Vocations Director for the Diocese of Superior Fr. Thomas Thompson regretted having to admit that some people have told him they do not like praying the diocesan prayer for vocations, in particular the line, “Bless our families, bless our children – and choose from our homes those needed for your work.”
Their primary reasoning? A desire for grandchildren and a wish for their children to be happy.
For Erich Wallace of Merrill, parishioner and former staff member at St. Francis Xavier, it was in fact the witness of happiness he saw in a fellow college graduate who had given her life to Christ as a Missionary of the Word religious sister that helped fan his desire to discern a celibate vocation.
This encounter happened at a High School Discipleship weekend he helped chaperone this spring.
“She was still the same girl, but her heart was light, and you could tell she was in a deep, committed relationship with someone, the person of Jesus Christ,” Wallace shared in a post on the Superior Disciple website in July.
“Her and the other sisters’ relationship with Jesus were more palpable and real than any I had ever witnessed. He was not a distant spiritual figure whom they related to once in a while; it was as if he were truly there, in the flesh, in their lives,” he continued.
It was encounters like this and others – chaperoning a visit to Immaculate Heart of Mary College Seminary in Winona, Minnesota; a personal visit with Capuchins in Milwaukee; and his own relationship with pastor Fr.

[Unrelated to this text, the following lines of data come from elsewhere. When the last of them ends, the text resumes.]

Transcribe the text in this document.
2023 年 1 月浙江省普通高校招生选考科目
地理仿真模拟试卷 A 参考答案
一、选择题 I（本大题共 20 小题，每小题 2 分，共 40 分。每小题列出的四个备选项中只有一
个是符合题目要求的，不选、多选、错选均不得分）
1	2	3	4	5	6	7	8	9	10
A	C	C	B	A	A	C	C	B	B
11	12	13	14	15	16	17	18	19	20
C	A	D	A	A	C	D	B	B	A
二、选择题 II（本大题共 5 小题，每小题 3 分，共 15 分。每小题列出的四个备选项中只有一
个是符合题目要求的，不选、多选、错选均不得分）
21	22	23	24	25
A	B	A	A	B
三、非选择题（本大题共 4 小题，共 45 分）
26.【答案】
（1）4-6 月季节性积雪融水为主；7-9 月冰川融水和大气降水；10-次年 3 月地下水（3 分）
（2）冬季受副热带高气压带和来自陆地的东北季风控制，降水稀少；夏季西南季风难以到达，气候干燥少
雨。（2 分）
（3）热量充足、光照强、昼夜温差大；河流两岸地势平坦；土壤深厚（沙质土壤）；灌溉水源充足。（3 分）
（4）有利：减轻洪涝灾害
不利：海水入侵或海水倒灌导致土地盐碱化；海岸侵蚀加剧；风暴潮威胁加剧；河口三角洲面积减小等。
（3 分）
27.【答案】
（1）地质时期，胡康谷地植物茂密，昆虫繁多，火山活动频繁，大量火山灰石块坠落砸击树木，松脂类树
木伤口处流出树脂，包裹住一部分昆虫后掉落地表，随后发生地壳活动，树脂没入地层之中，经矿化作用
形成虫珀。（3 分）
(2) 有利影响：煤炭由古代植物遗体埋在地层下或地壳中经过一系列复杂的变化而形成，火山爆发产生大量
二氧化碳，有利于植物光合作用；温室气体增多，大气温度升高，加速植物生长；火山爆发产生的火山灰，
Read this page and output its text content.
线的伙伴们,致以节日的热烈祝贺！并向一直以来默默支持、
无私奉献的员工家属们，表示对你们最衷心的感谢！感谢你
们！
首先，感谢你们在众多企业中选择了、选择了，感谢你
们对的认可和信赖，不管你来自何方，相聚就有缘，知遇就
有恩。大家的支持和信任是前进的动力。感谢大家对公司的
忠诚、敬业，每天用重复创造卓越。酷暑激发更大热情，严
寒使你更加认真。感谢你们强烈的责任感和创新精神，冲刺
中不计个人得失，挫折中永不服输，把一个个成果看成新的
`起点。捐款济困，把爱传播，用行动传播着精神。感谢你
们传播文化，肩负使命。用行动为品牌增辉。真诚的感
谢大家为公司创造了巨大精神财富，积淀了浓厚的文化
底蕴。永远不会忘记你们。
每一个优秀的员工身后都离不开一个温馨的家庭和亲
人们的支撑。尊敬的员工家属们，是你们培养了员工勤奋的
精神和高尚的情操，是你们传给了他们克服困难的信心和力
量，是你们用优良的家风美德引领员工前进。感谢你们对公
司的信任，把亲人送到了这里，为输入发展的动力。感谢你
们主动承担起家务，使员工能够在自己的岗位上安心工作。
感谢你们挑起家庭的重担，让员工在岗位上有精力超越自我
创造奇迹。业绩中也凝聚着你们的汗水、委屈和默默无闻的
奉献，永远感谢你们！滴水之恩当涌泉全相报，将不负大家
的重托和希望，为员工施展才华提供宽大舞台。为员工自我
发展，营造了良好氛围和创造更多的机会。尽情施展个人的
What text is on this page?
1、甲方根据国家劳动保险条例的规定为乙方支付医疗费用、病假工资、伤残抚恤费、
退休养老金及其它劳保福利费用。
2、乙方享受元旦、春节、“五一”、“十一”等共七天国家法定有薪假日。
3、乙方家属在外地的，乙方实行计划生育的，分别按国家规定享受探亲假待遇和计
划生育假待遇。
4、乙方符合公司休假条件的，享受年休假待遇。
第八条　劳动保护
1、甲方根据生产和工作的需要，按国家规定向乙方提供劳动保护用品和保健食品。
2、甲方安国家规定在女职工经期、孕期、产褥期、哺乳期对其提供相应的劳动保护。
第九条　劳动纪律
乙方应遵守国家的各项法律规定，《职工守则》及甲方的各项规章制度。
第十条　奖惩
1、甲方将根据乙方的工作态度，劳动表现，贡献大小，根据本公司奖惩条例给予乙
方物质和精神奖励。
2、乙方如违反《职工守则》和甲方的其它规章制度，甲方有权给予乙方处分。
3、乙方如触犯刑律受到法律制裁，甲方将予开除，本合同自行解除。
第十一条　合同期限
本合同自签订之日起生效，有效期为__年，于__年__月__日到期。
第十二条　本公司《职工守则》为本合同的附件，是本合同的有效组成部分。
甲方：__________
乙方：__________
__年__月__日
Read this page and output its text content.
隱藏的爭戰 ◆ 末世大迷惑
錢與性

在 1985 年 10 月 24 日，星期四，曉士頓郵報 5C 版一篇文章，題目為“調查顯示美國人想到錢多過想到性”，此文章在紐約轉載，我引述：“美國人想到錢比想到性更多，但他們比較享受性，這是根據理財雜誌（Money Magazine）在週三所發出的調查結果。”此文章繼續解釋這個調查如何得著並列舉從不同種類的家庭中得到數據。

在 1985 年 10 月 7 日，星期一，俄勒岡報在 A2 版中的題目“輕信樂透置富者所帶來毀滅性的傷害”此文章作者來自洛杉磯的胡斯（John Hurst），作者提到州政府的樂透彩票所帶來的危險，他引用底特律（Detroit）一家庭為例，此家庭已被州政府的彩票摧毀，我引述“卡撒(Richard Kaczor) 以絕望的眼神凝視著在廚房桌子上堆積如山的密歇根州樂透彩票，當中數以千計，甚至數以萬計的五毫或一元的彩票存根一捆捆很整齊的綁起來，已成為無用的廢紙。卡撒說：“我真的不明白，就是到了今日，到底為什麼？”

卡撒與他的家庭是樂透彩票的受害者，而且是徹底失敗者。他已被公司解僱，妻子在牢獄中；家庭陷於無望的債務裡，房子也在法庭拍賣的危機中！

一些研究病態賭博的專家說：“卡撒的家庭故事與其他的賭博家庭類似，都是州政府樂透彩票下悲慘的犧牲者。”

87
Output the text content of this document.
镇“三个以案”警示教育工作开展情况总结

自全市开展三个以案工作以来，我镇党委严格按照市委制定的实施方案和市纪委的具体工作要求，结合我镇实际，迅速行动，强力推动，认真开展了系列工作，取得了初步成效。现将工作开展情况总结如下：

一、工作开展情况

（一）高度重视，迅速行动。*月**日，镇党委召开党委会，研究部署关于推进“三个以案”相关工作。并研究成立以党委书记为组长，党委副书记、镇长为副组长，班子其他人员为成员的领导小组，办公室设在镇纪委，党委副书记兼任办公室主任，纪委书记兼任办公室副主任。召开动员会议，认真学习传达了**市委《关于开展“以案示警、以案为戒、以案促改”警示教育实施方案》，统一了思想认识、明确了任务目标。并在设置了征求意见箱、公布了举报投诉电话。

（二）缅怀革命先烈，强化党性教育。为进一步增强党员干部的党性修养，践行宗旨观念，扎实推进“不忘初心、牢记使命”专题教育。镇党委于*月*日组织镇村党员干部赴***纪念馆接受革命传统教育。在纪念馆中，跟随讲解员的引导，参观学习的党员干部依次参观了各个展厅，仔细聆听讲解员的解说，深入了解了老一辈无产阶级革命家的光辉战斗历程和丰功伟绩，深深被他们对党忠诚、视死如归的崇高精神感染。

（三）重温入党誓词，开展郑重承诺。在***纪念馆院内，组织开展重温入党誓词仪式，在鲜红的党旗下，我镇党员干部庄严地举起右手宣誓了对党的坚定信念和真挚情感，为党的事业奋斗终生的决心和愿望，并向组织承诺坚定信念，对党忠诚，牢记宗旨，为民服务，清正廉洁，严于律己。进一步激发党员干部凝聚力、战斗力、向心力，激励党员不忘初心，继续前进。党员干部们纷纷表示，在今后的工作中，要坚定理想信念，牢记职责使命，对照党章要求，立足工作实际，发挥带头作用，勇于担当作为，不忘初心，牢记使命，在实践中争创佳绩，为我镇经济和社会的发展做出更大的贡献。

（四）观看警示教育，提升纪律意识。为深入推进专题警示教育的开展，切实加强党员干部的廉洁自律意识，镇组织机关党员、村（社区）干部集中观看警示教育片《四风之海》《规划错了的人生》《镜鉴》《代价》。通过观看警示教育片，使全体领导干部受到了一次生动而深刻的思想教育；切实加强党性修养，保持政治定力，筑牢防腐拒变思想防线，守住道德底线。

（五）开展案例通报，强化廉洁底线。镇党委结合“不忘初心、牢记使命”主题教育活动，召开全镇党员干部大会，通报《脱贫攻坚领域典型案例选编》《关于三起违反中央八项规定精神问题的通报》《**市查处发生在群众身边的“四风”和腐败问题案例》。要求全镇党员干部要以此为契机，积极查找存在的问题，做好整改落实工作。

Chris Kemp and other diocesan priests – that have led Wallace into a period of formal discernment.
“These experiences,” he shares in the Superior Disciple post, “have shown me that celibacy for the Kingdom of God is not some sort of punishment that should be done away with … It is the response of people who have been called by God to make him and his Church their spouse, and to first and foremost be with him and have a deep relationship with him, so that through that relationship, they can love the world with abandon.”
It was after that post that I began to correspond with Wallace by email.
First off, I congratulated him on his generosity to openly discern. Second, I offered some of my own experience with discernment. An experience I have no – well, very few – regrets about, but that, in hindsight, has taught me much and moved me to share things that might have been helpful.
Wallace and I both admitted to the underlying immature understanding that showing our love for God meant choosing great sacrifices.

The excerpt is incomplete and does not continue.